Clicking on the environment badge will open a dialog allowing you to select or create an environment for the notebook. The environment editor will let you give the environment a name and select which packages and versions to include. There are "package group" shortcut buttons to quickly add common packages. For example, the PyData package group includes NumPy, Pandas, Matplotlib, SciPy, and more.

After assigning an environment to the notebook, the kernel will be switched automatically, and the badge will update to show the selected environment. Note that if you move the project to a different machine or share it with a collaborator, Calkit will recreate the environment automatically based on the defined packages.
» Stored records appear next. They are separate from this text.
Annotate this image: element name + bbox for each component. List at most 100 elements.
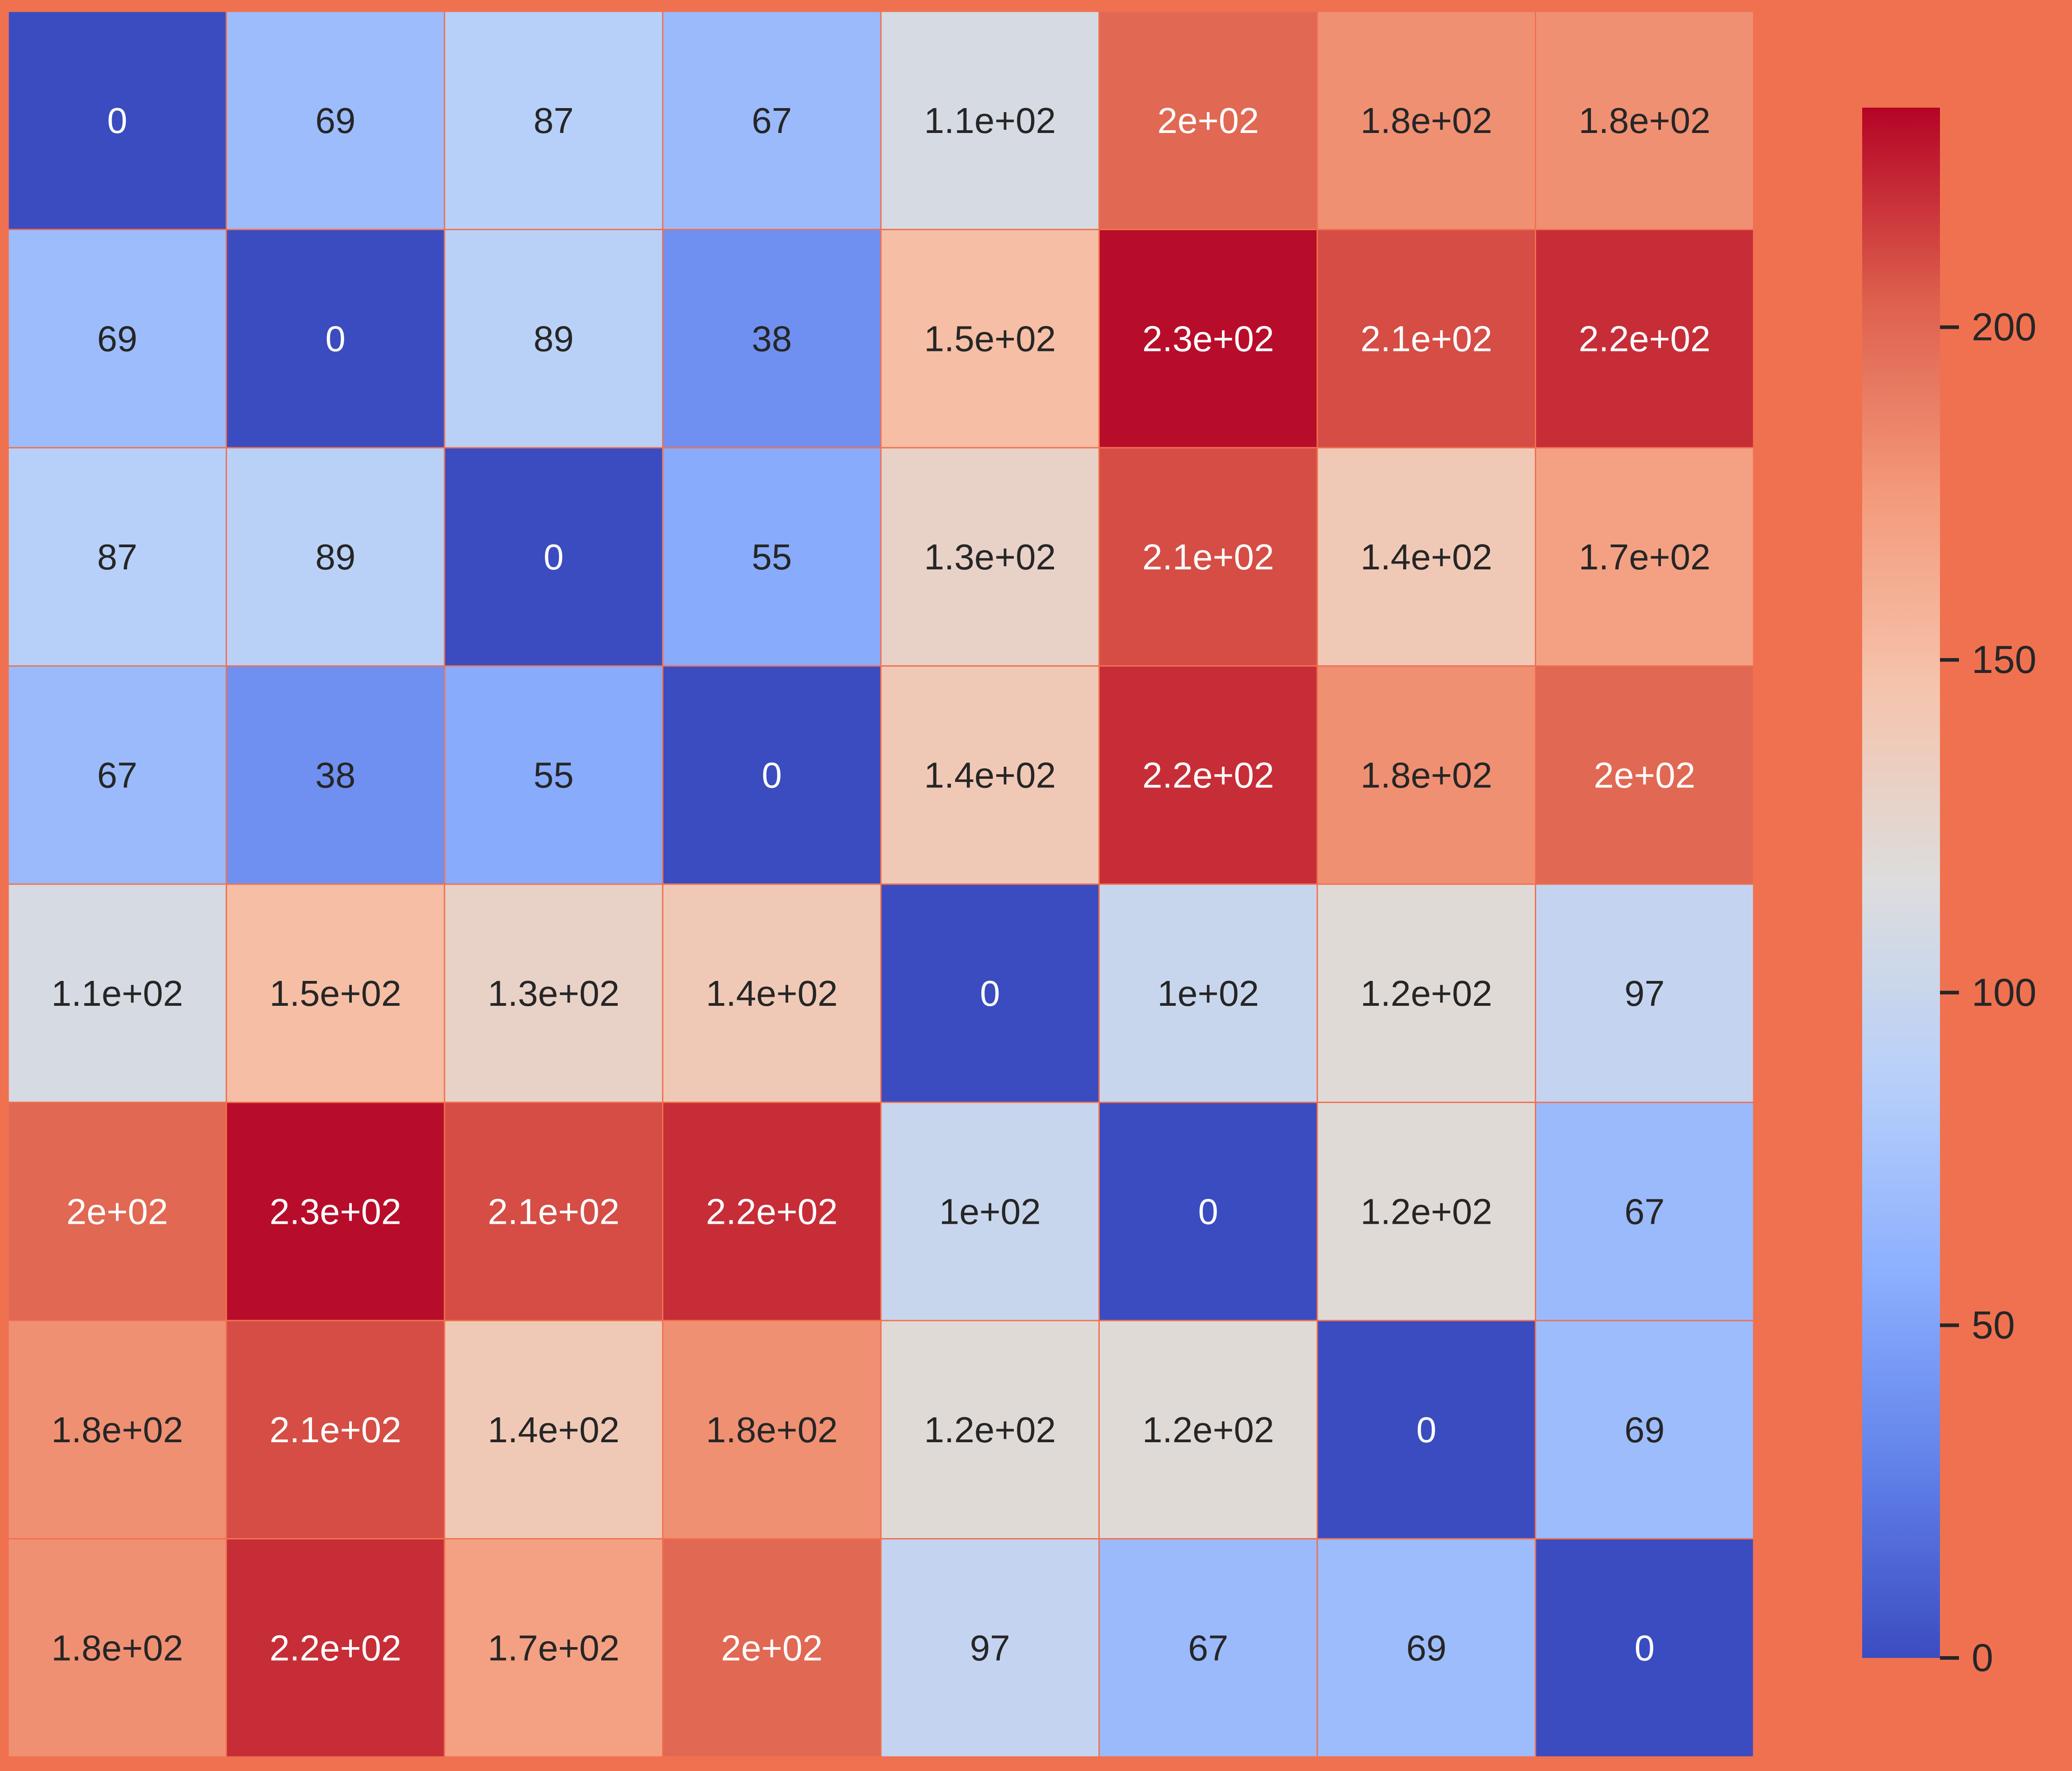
cell-value-label: 1.8e+02	[1361, 100, 1492, 141]
heatmap-cell	[226, 229, 445, 449]
cell-value-label: 2e+02	[1594, 755, 1695, 795]
cell-value-label: 1.3e+02	[488, 973, 620, 1013]
cell-value-label: 97	[1624, 973, 1665, 1013]
colorbar	[1862, 108, 1940, 1658]
heatmap-cell	[1535, 883, 1755, 1103]
heatmap-cell	[1535, 665, 1755, 885]
cell-value-label: 55	[534, 755, 574, 795]
colorbar-tick-label: 50	[1972, 1303, 2015, 1347]
cell-value-label: 89	[534, 318, 574, 359]
colorbar-gradient	[1862, 108, 1940, 1658]
cell-value-label: 2.2e+02	[706, 1191, 837, 1231]
cell-value-label: 0	[544, 537, 564, 577]
cell-value-label: 2.2e+02	[1142, 755, 1274, 795]
heatmap-cell	[1316, 447, 1536, 667]
heatmap-cell	[7, 1538, 227, 1758]
heatmap-cell	[880, 1102, 1100, 1321]
cell-value-label: 2e+02	[721, 1628, 823, 1668]
cell-value-label: 87	[97, 537, 137, 577]
heatmap-cell	[662, 1538, 882, 1758]
heatmap-cell	[1098, 447, 1318, 667]
cell-value-label: 1.7e+02	[488, 1628, 620, 1668]
heatmap-cell	[444, 10, 663, 230]
heatmap-cell	[1535, 10, 1755, 230]
heatmap-cell	[7, 665, 227, 885]
heatmap-cell	[1098, 10, 1318, 230]
heatmap-cell	[226, 883, 445, 1103]
heatmap-cell	[226, 1320, 445, 1539]
cell-value-label: 2.2e+02	[270, 1628, 401, 1668]
heatmap-cell	[880, 883, 1100, 1103]
cell-value-label: 1.4e+02	[924, 755, 1056, 795]
cell-value-label: 0	[980, 973, 1000, 1013]
colorbar-tick-label: 0	[1972, 1636, 1993, 1680]
heatmap-cell	[1316, 1320, 1536, 1539]
cell-value-label: 1.2e+02	[1361, 1191, 1492, 1231]
heatmap-cell	[1098, 1320, 1318, 1539]
cell-value-label: 1.8e+02	[1579, 100, 1710, 141]
cell-value-label: 1e+02	[1157, 973, 1259, 1013]
cell-value-label: 69	[1624, 1410, 1665, 1450]
cell-value-label: 97	[970, 1628, 1010, 1668]
heatmap-cell	[662, 229, 882, 449]
cell-value-label: 1.5e+02	[924, 318, 1056, 359]
heatmap-cell	[226, 447, 445, 667]
colorbar-axis: 0 50 100 150 200	[1940, 306, 2037, 1680]
cell-value-label: 2.2e+02	[1579, 318, 1710, 359]
cell-value-label: 0	[762, 755, 782, 795]
heatmap-cell	[444, 883, 663, 1103]
heatmap-cell	[1535, 1102, 1755, 1321]
cell-value-label: 0	[326, 318, 346, 359]
cell-value-label: 2e+02	[66, 1191, 168, 1231]
cell-value-label: 1.8e+02	[52, 1628, 183, 1668]
heatmap-cell	[1535, 447, 1755, 667]
cell-value-label: 67	[1188, 1628, 1228, 1668]
cell-value-label: 67	[1624, 1191, 1665, 1231]
heatmap-cell	[880, 665, 1100, 885]
cell-value-label: 87	[534, 100, 574, 141]
heatmap-cell	[1098, 229, 1318, 449]
cell-value-label: 1.5e+02	[270, 973, 401, 1013]
heatmap-cell	[1098, 1102, 1318, 1321]
cell-value-label: 1.7e+02	[1579, 537, 1710, 577]
cell-value-label: 1.2e+02	[924, 1410, 1056, 1450]
heatmap-cell	[444, 1102, 663, 1321]
cell-value-label: 1.2e+02	[1361, 973, 1492, 1013]
cell-value-label: 38	[752, 318, 792, 359]
heatmap-cell	[444, 1320, 663, 1539]
cell-value-label: 1.2e+02	[1142, 1410, 1274, 1450]
heatmap-grid: 0 69 87 67 1.1e+02 2e+02 1.8e+02 1.8e+02 69 0 89 38…	[7, 10, 1755, 1758]
heatmap-cell	[1098, 1538, 1318, 1758]
heatmap-cell	[880, 1320, 1100, 1539]
cell-value-label: 69	[97, 318, 137, 359]
heatmap-cell	[1316, 1102, 1536, 1321]
cell-value-label: 1.4e+02	[1361, 537, 1492, 577]
heatmap-cell	[1535, 1538, 1755, 1758]
cell-value-label: 1.1e+02	[52, 973, 183, 1013]
heatmap-cell	[444, 447, 663, 667]
heatmap-cell	[880, 1538, 1100, 1758]
heatmap-cell	[1535, 229, 1755, 449]
cell-value-label: 2.1e+02	[488, 1191, 620, 1231]
cell-value-label: 0	[1198, 1191, 1219, 1231]
cell-value-label: 2.3e+02	[1142, 318, 1274, 359]
cell-value-label: 67	[97, 755, 137, 795]
cell-value-label: 2e+02	[1157, 100, 1259, 141]
cell-value-label: 69	[1406, 1628, 1447, 1668]
heatmap-cell	[662, 10, 882, 230]
cell-value-label: 0	[1416, 1410, 1437, 1450]
cell-value-label: 1e+02	[939, 1191, 1041, 1231]
heatmap-cell	[1316, 883, 1536, 1103]
heatmap-cell	[226, 1538, 445, 1758]
heatmap-cell	[662, 1320, 882, 1539]
cell-value-label: 1.4e+02	[488, 1410, 620, 1450]
heatmap-cell	[662, 447, 882, 667]
heatmap-cell	[7, 1320, 227, 1539]
heatmap-cell	[1098, 665, 1318, 885]
heatmap-cell	[662, 1102, 882, 1321]
cell-value-label: 69	[315, 100, 355, 141]
cell-value-label: 2.3e+02	[270, 1191, 401, 1231]
heatmap-cell	[7, 1102, 227, 1321]
heatmap-cell	[1316, 1538, 1536, 1758]
heatmap-cell	[226, 1102, 445, 1321]
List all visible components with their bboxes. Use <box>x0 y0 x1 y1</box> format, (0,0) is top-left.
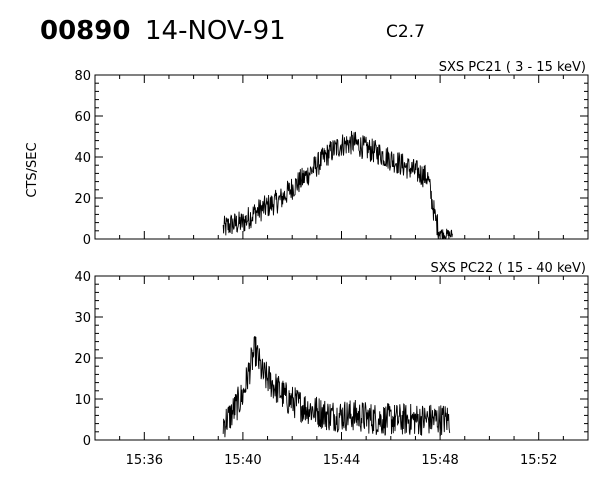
series-line-2 <box>222 335 451 438</box>
series-line-1 <box>222 130 453 240</box>
panel-title-1: SXS PC21 ( 3 - 15 keV) <box>439 60 586 75</box>
y-tick-label: 40 <box>74 270 91 285</box>
y-tick-label: 30 <box>74 311 91 326</box>
y-tick-label: 20 <box>74 192 91 207</box>
event-date: 14-NOV-91 <box>145 16 286 46</box>
y-tick-label: 10 <box>74 393 91 408</box>
y-axis-label: CTS/SEC <box>25 142 40 197</box>
y-tick-label: 40 <box>74 151 91 166</box>
x-tick-label: 15:48 <box>421 453 458 468</box>
x-tick-label: 15:40 <box>224 453 261 468</box>
y-tick-label: 80 <box>74 69 91 84</box>
flare-class: C2.7 <box>386 22 425 42</box>
panel-title-2: SXS PC22 ( 15 - 40 keV) <box>430 261 586 276</box>
y-tick-label: 20 <box>74 352 91 367</box>
y-tick-label: 60 <box>74 110 91 125</box>
x-tick-label: 15:44 <box>323 453 360 468</box>
y-tick-label: 0 <box>83 434 91 449</box>
x-tick-label: 15:52 <box>520 453 557 468</box>
x-tick-label: 15:36 <box>126 453 163 468</box>
header: 00890 14-NOV-91 C2.7 <box>0 14 600 54</box>
plot-frame-1 <box>94 74 589 240</box>
event-id: 00890 <box>40 16 131 46</box>
y-tick-label: 0 <box>83 233 91 248</box>
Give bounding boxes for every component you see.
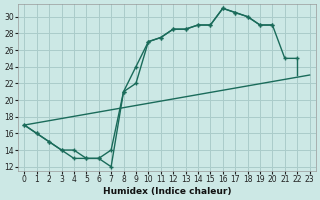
X-axis label: Humidex (Indice chaleur): Humidex (Indice chaleur) [103,187,231,196]
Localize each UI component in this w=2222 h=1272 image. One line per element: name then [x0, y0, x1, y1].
Next, click the pipeline badge to assign a pipeline stage to the notebook. You'll see options for which type of storage (Git, DVC, or none) to use to save the executed and HTML versions of the notebook when it's run as part of the pipeline.

If the notebook reads any files, you'll want to add those as inputs using the corresponding badge in the toolbar. The same can be done for outputs, or files written by the notebook. Defining these properly will allow Calkit to determine when a given output is "stale" and needs to be regenerated.

The real magic happens when you have multiple notebooks in a project, where some notebooks depend on the outputs of others. Calkit will automatically determine the correct order to run the notebooks based on their inputs and outputs, and only rerun notebooks when their inputs have changed.

For example, you could have a collect-data notebook, a process-data notebook, and a plot-results notebook. The process-data notebook would list the output of collect-data as an input, and plot-results would list the output of process-data as an input. If something changed about the collect-data notebook, Calkit would show the pipeline as out-of-date by turning the play button in the sidebar orange. Clicking the play button would then run all three notebooks in the correct order to regenerate all outputs. If only the plot-results notebook needed to be rerun, only that notebook would be executed. Notebook stages will also show up as stale if their environment has changed, ensuring that all code is always run with the correct dependencies.

After running the full pipeline, the play button will turn green, indicating that all notebooks and outputs are up-to-date.